Given:
The equation is y = 2x^2 - 3x + 4.

To find the value of x when y is minimum, we need to find the vertex of the parabola represented by the equation. The vertex form of a parabola is given by y = a(x - h)^2 + k, where (h, k) represents the coordinates of the vertex.

Finding the vertex:
Comparing the given equation y = 2x^2 - 3x + 4 with the vertex form y = a(x - h)^2 + k, we can find the coordinates of the vertex.

From the given equation, we can see that a = 2, h = -(-3)/2a = 3/4a = 3/8, and k = 4.

Therefore, the coordinates of the vertex are (3/8, 4).

Determining the minimum value:
Since the coefficient of x^2 is positive (2 > 0), the parabola opens upwards, and the vertex represents the minimum point of the parabola.

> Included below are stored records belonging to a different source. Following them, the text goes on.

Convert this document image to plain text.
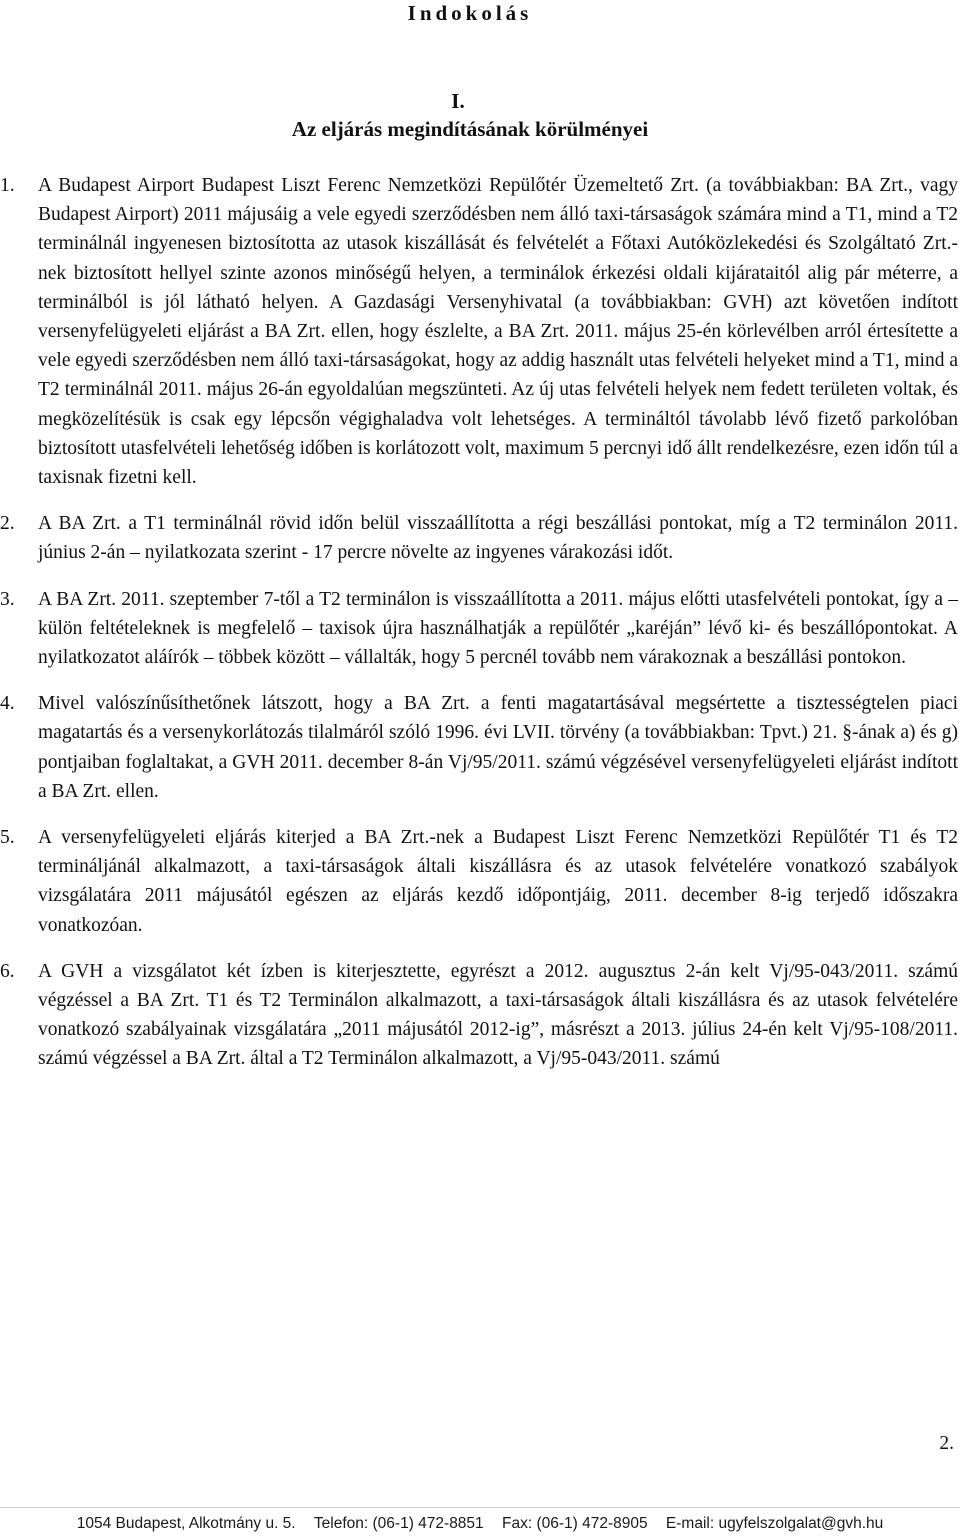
Indokolás
I.
Az eljárás megindításának körülményei
1.	A Budapest Airport Budapest Liszt Ferenc Nemzetközi Repülőtér Üzemeltető Zrt. (a továbbiakban: BA Zrt., vagy Budapest Airport) 2011 májusáig a vele egyedi szerződésben nem álló taxi-társaságok számára mind a T1, mind a T2 terminálnál ingyenesen biztosította az utasok kiszállását és felvételét a Főtaxi Autóközlekedési és Szolgáltató Zrt.-nek biztosított hellyel szinte azonos minőségű helyen, a terminálok érkezési oldali kijárataitól alig pár méterre, a terminálból is jól látható helyen. A Gazdasági Versenyhivatal (a továbbiakban: GVH) azt követően indított versenyfelügyeleti eljárást a BA Zrt. ellen, hogy észlelte, a BA Zrt. 2011. május 25-én körlevélben arról értesítette a vele egyedi szerződésben nem álló taxi-társaságokat, hogy az addig használt utas felvételi helyeket mind a T1, mind a T2 terminálnál 2011. május 26-án egyoldalúan megszünteti. Az új utas felvételi helyek nem fedett területen voltak, és megközelítésük is csak egy lépcsőn végighaladva volt lehetséges. A termináltól távolabb lévő fizető parkolóban biztosított utasfelvételi lehetőség időben is korlátozott volt, maximum 5 percnyi idő állt rendelkezésre, ezen időn túl a taxisnak fizetni kell.
2.	A BA Zrt. a T1 terminálnál rövid időn belül visszaállította a régi beszállási pontokat, míg a T2 terminálon 2011. június 2-án – nyilatkozata szerint - 17 percre növelte az ingyenes várakozási időt.
3.	A BA Zrt. 2011. szeptember 7-től a T2 terminálon is visszaállította a 2011. május előtti utasfelvételi pontokat, így a – külön feltételeknek is megfelelő – taxisok újra használhatják a repülőtér „karéján” lévő ki- és beszállópontokat. A nyilatkozatot aláírók – többek között – vállalták, hogy 5 percnél tovább nem várakoznak a beszállási pontokon.
4.	Mivel valószínűsíthetőnek látszott, hogy a BA Zrt. a fenti magatartásával megsértette a tisztességtelen piaci magatartás és a versenykorlátozás tilalmáról szóló 1996. évi LVII. törvény (a továbbiakban: Tpvt.) 21. §-ának a) és g) pontjaiban foglaltakat, a GVH 2011. december 8-án Vj/95/2011. számú végzésével versenyfelügyeleti eljárást indított a BA Zrt. ellen.
5.	A versenyfelügyeleti eljárás kiterjed a BA Zrt.-nek a Budapest Liszt Ferenc Nemzetközi Repülőtér T1 és T2 termináljánál alkalmazott, a taxi-társaságok általi kiszállásra és az utasok felvételére vonatkozó szabályok vizsgálatára 2011 májusától egészen az eljárás kezdő időpontjáig, 2011. december 8-ig terjedő időszakra vonatkozóan.
6.	A GVH a vizsgálatot két ízben is kiterjesztette, egyrészt a 2012. augusztus 2-án kelt Vj/95-043/2011. számú végzéssel a BA Zrt. T1 és T2 Terminálon alkalmazott, a taxi-társaságok általi kiszállásra és az utasok felvételére vonatkozó szabályainak vizsgálatára „2011 májusától 2012-ig”, másrészt a 2013. július 24-én kelt Vj/95-108/2011. számú végzéssel a BA Zrt. által a T2 Terminálon alkalmazott, a Vj/95-043/2011. számú
2.
1054 Budapest, Alkotmány u. 5. Telefon: (06-1) 472-8851 Fax: (06-1) 472-8905 E-mail: ugyfelszolgalat@gvh.hu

So, when x = 3/8, y is minimum.

Calculating the value of x:
Since we need to find the value of x when y is minimum, we substitute x = 3/8 into the equation y = 2x^2 - 3x + 4.

y = 2(3/8)^2 - 3(3/8) + 4
= 2(9/64) - 9/8 + 4
= 18/64 - 9/8 + 4
= 9/32 - 9/8 + 4
= 9/32 - 36/32 + 128/32
= (9 - 36 + 128)/32
= 101/32

Therefore, when y is minimum, x = 3/8 and y = 101/32.

Conclusion:
The value of x when y is minimum in the equation y = 2x^2 - 3x + 4 is x = 3/8.